Во время первой моей пространной беседы с Артуром мне захотелось проверить свои впечатления о жизни этой захолустной гостиницы. Я стал осуждать людей, с которыми встретился здесь и упомянул между прочим, что мужчины часто сквернословят, но Артур перебил меня:

- Знаешь, если парень обзовет кого-нибудь "сволочью", это еще не значит, что он плохой.

- Это-то я понимаю, - сказал я, - но ведь они ругаются при женщинах.

- Послушай, - настаивал Артур, - женщины, которые сюда заезжают, сами ругаются при мужчинах. Мужчина должен сдерживаться при женщине, если она не выносит ругани, ну, а если она сама сквернословит, мужчина может при ней ругаться сколько влезет. Но это, конечно, вовсе не значит, что и ты можешь вести себя так. Нечего тебе по чужим стопам идти - сам не заметишь, как таким же станешь. Ты, Алан, совсем другого склада человек. Начнешь ругаться при женщинах, быстро покатишься вниз. Знаешь, что я посоветую тебе: присматривайся ко всему и помалкивай.

- Понятно, - сказал я и немного погодя спросил: - Послушай, неужели все женщины, которые здесь бывают, - плохие?

- Одни плохие, другие - нет.

- Я лично считаю всех женщин, которые спят не со своими мужьями, плохими. Ведь здесь они спят с чужими мужчинами, верно?

- Да, с некоторыми это случается. Но есть и такие, которые просто заходят в бар ненадолго по дороге домой. Видишь ли, Алан, люди все разные. Тебе с такими женщинами спать не след. Потому что любовью тут и не пахнет. Не то чтобы без любви вообще нельзя было спать с женщинами. Можно. Да только не тебе. Но и осуждать других за это тоже не след. Сначала надо все узнать про них, узнать, что они пережили и почему такими стали.

- Если вдуматься, - продолжал Артур, - это, скорее, грустное место, чем грязное. Настоящие негодяи сюда не приезжают. Они ворочают делами в больших конторах, а именно эти дела толкают тех, что здесь околачиваются, на пьянство и разврат. Так мне кажется, я... я не умею всего этого объяснить. На большинство девчонок, которые приезжают сюда, смотрят как на воскресную забаву - только и всего. Но не вздумай читать этим бедняжкам проповедей.

- Стану я! Вот еще! - воскликнул я. - Просто никак не угадаешь, как себя вести в таком месте.

- Как себя вести? Сидеть в уголке и наблюдать. - Ну, не знаю, правильно ли это, - возразил я, размышляя вслух. - Разве плохо отстаивать свои взгляды?

- Вот что. - Лицо Артура стало серьезным, он наклонился ко мне с кровати, на которой сидел. - Погоди немного - через несколько лет встанешь на ноги, тогда и ты сможешь сказать свое слово. Но не сейчас. Здесь ведь всякий сброд бывает. Иной раз допьются до белой горячки и начинают все крушить. Тут тебе самое время смываться. Что толку в том, что ты прав, если бутылка угодит тебе в голову и ты свалишься замертво.

Довод был убедительный.

Он рассказывал мне о постоянных жильцах гостиницы и о людях, регулярно приезжавших сюда - богачах, которые уединялись в номерах и пили мертвую, иногда по нескольку дней. Когда они наконец появлялись на свет божий, глаза у них были тусклые, одежда грязная, по телу пробегали судороги, как у животного, с которого только что содрали кожу.

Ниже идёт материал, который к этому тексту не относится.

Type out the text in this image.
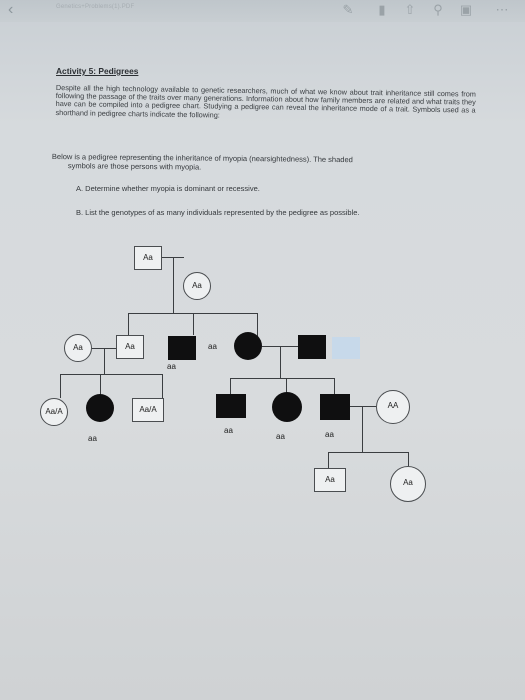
‹	Genetics+Problems(1).PDF	✎	▮	⇧ ⚲ ▣ ⋯
Activity 5: Pedigrees
Despite all the high technology available to genetic researchers, much of what we know about trait inheritance still comes from following the passage of the traits over many generations. Information about how family members are related and what traits they have can be compiled into a pedigree chart. Studying a pedigree can reveal the inheritance mode of a trait. Symbols used as a shorthand in pedigree charts indicate the following:
Below is a pedigree representing the inheritance of myopia (nearsightedness). The shaded
symbols are those persons with myopia.
A. Determine whether myopia is dominant or recessive.
B. List the genotypes of as many individuals represented by the pedigree as possible.
Aa
Aa
Aa	Aa
aa
aa
Aa/A
aa
Aa/A
aa
aa	aa
AA
Aa	Aa
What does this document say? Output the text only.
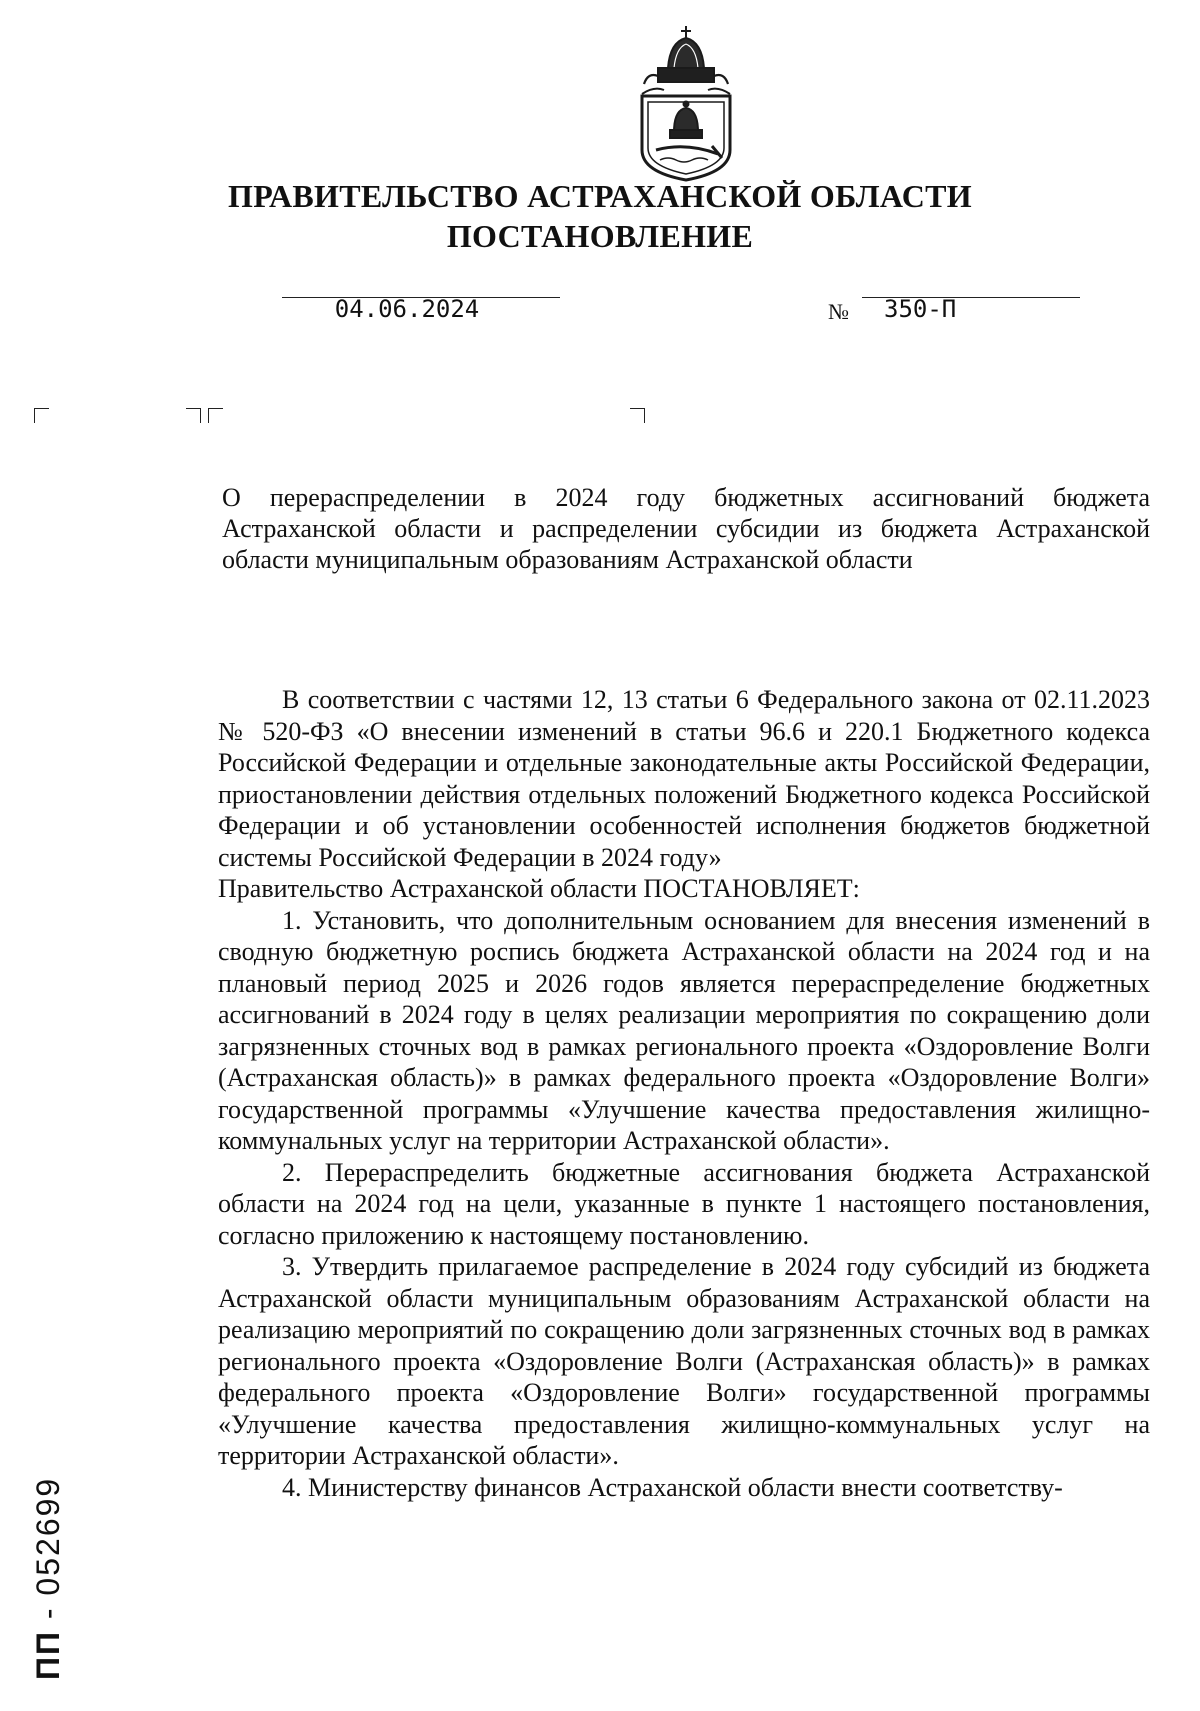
ПРАВИТЕЛЬСТВО АСТРАХАНСКОЙ ОБЛАСТИ
ПОСТАНОВЛЕНИЕ
04.06.2024	№ 350-П
О перераспределении в 2024 году бюджетных ассигнований бюджета Астраханской области и распределении субсидии из бюджета Астраханской области муниципальным образованиям Астраханской области

В соответствии с частями 12, 13 статьи 6 Федерального закона от 02.11.2023 № 520-ФЗ «О внесении изменений в статьи 96.6 и 220.1 Бюджетного кодекса Российской Федерации и отдельные законодательные акты Российской Федерации, приостановлении действия отдельных положений Бюджетного кодекса Российской Федерации и об установлении особенностей исполнения бюджетов бюджетной системы Российской Федерации в 2024 году»

Правительство Астраханской области ПОСТАНОВЛЯЕТ:

1. Установить, что дополнительным основанием для внесения изменений в сводную бюджетную роспись бюджета Астраханской области на 2024 год и на плановый период 2025 и 2026 годов является перераспределение бюджетных ассигнований в 2024 году в целях реализации мероприятия по сокращению доли загрязненных сточных вод в рамках регионального проекта «Оздоровление Волги (Астраханская область)» в рамках федерального проекта «Оздоровление Волги» государственной программы «Улучшение качества предоставления жилищно-коммунальных услуг на территории Астраханской области».

2. Перераспределить бюджетные ассигнования бюджета Астраханской области на 2024 год на цели, указанные в пункте 1 настоящего постановления, согласно приложению к настоящему постановлению.

3. Утвердить прилагаемое распределение в 2024 году субсидий из бюджета Астраханской области муниципальным образованиям Астраханской области на реализацию мероприятий по сокращению доли загрязненных сточных вод в рамках регионального проекта «Оздоровление Волги (Астраханская область)» в рамках федерального проекта «Оздоровление Волги» государственной программы «Улучшение качества предоставления жилищно-коммунальных услуг на территории Астраханской области».

4. Министерству финансов Астраханской области внести соответству-

ПП - 052699
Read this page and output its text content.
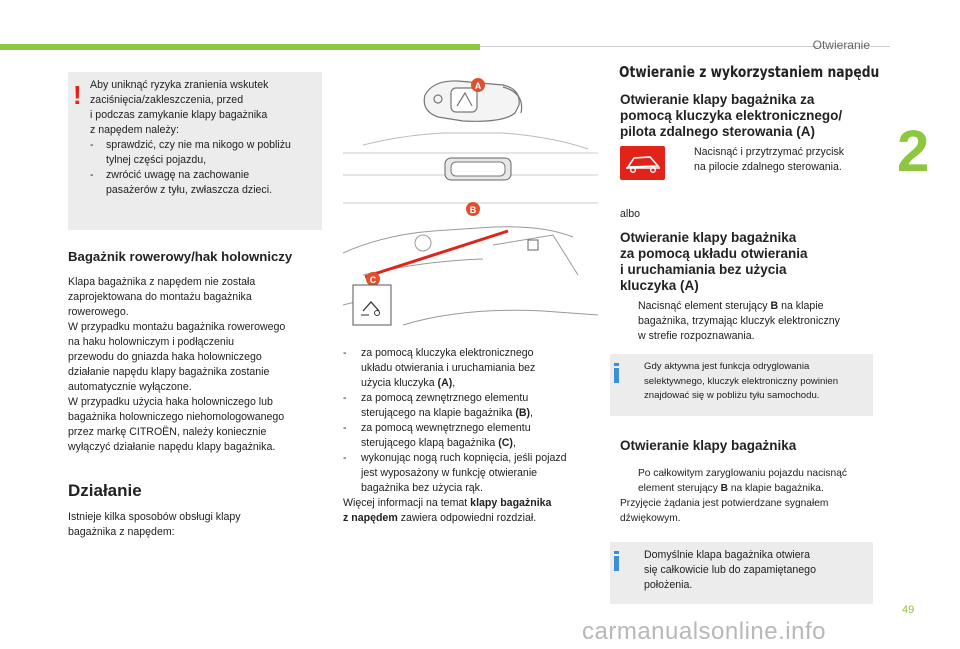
Otwieranie
2
49
carmanualsonline.info
! Aby uniknąć ryzyka zranienia wskutek

zaciśnięcia/zakleszczenia, przed

i podczas zamykanie klapy bagażnika

z napędem należy:

-	sprawdzić, czy nie ma nikogo w pobliżu
tylnej części pojazdu,
-	zwrócić uwagę na zachowanie
pasażerów z tyłu, zwłaszcza dzieci.
Bagażnik rowerowy/hak holowniczy

Klapa bagażnika z napędem nie została

zaprojektowana do montażu bagażnika

rowerowego.

W przypadku montażu bagażnika rowerowego

na haku holowniczym i podłączeniu

przewodu do gniazda haka holowniczego

działanie napędu klapy bagażnika zostanie

automatycznie wyłączone.

W przypadku użycia haka holowniczego lub

bagażnika holowniczego niehomologowanego

przez markę CITROËN, należy koniecznie

wyłączyć działanie napędu klapy bagażnika.

Działanie

Istnieje kilka sposobów obsługi klapy

bagażnika z napędem:

A
B
C
-	za pomocą kluczyka elektronicznego
układu otwierania i uruchamiania bez
użycia kluczyka (A),
-	za pomocą zewnętrznego elementu
sterującego na klapie bagażnika (B),
-	za pomocą wewnętrznego elementu
sterującego klapą bagażnika (C),
-	wykonując nogą ruch kopnięcia, jeśli pojazd
jest wyposażony w funkcję otwieranie
bagażnika bez użycia rąk.

Więcej informacji na temat klapy bagażnika
z napędem zawiera odpowiedni rozdział.

Otwieranie z wykorzystaniem napędu
Otwieranie klapy bagażnika za
pomocą kluczyka elektronicznego/
pilota zdalnego sterowania (A)
Nacisnąć i przytrzymać przycisk
na pilocie zdalnego sterowania.
albo
Otwieranie klapy bagażnika
za pomocą układu otwierania
i uruchamiania bez użycia
kluczyka (A)
Nacisnąć element sterujący B na klapie
bagażnika, trzymając kluczyk elektroniczny
w strefie rozpoznawania.

Gdy aktywna jest funkcja odryglowania

selektywnego, kluczyk elektroniczny powinien

znajdować się w pobliżu tyłu samochodu.

Otwieranie klapy bagażnika
Po całkowitym zaryglowaniu pojazdu nacisnąć
element sterujący B na klapie bagażnika.

Przyjęcie żądania jest potwierdzane sygnałem

dźwiękowym.

Domyślnie klapa bagażnika otwiera

się całkowicie lub do zapamiętanego

położenia.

- И Шеп такой, только денег у него нет; поэтому, когда он допьется до чертиков, его швыряют в каморку рядом с конюшней. Пропащий он человек! Ты с ним не связывайся. Просто держись подальше, пока он не протрезвится.

Стрелок, тот не прочь позабавиться над ним. Как-то ночью Шеп пьяный спал на полу в конюшне. Лежал он на спине и храпел во все завертки, а Стрелок решил напугать его, да так напугал, что тот чуть богу душу не отдал. Взял три свечи, расставил вокруг пьяного и зажег их. Шеп проснулся, - ну, думает, помер я! Правда, он после того живо протрезвел.